If your annotation does not match the rules in the specification (e.g., it's missing a required field or has an incorrect data type), the API will reject it.

This ensures all annotation data is reliable and correctly structured.

Open Validation Schemas

The Open Validation Schemas are a collection of schemas which are open to everyone. They adhere to the following principles:

  • Open Contribution: Any authenticated DorsalHub user is welcome to publish annotation records that validate against these schemas.
  • Community-Driven: We welcome contributions!
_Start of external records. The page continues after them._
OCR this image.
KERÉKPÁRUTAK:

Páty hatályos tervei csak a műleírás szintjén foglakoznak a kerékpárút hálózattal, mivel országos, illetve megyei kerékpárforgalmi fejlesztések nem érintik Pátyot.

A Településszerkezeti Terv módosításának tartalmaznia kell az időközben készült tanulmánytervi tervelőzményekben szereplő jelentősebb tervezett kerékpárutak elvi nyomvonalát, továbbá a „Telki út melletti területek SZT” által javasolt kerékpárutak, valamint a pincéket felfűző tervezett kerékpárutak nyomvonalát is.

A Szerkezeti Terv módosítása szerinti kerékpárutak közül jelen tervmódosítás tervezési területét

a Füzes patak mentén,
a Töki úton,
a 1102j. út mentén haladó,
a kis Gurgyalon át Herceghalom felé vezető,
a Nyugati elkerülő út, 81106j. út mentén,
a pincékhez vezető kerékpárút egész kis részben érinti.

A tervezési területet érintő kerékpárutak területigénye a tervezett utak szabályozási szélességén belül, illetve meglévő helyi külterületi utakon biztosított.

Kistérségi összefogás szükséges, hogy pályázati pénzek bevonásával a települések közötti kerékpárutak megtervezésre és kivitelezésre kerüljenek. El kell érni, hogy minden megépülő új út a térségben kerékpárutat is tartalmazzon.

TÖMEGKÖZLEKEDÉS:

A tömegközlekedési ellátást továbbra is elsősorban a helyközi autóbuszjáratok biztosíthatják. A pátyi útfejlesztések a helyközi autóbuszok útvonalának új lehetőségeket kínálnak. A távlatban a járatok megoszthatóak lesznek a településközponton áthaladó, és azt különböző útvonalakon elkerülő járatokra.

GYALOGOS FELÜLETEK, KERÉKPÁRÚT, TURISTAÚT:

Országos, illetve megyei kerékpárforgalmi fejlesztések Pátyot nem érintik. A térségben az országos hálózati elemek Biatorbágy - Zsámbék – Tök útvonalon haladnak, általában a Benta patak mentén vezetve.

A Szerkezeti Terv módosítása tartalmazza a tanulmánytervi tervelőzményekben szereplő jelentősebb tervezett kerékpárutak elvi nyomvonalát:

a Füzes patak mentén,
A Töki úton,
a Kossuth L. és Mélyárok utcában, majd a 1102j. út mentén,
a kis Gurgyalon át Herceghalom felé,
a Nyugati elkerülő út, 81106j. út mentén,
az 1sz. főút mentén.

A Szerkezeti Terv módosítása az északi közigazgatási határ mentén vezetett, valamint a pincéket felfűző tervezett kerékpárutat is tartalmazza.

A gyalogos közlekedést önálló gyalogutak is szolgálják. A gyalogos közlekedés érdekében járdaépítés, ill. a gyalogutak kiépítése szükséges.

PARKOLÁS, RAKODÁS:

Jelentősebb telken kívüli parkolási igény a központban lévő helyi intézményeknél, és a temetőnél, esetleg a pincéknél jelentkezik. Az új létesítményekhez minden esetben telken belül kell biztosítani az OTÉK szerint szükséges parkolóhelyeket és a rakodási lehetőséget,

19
You can visit the github repository to report any issues, propose new schemas or suggest improvements.
  • Stable & Versioned: Schemas are versioned, and changes are made carefully to ensure backward compatibility wherever possible.

There are currently 9 schemas:

Schema Use case
open/audio-transcription Storing transcribed text with support for timed segments, speaker identification, and non-verbal events.
open/classification Applying labels to a file, with support for confidence scores, vocabularies, and score explanations.
open/document-extraction Storing extracted document layout data, including text blocks, lines, bounding boxes, and polygons.
open/embedding Storing feature vectors and identifying the algorithm used to generate them.
open/entity-extraction Storing extracted entities for NER or slot-filling, with support for vocabularies and geometric locations.
open/generic A flexible catch-all schema for storing flat, arbitrary key-value data.
open/geolocation For storing a strict GeoJSON Feature object (Point, Polygon, etc.) associated with a file.
open/llm-output For storing LLM prompts and responses, including generation parameters, provenance, and evaluation scores.
open/object-detection For identifying objects using boxes or polygons, with support for hierarchical relationships and vocabularies.

Private Organization Schemas

Membership in a DorsalHub Organization may access private schemas (e.g., my-company/invoice-data) that are only visible and usable by other members of the organization.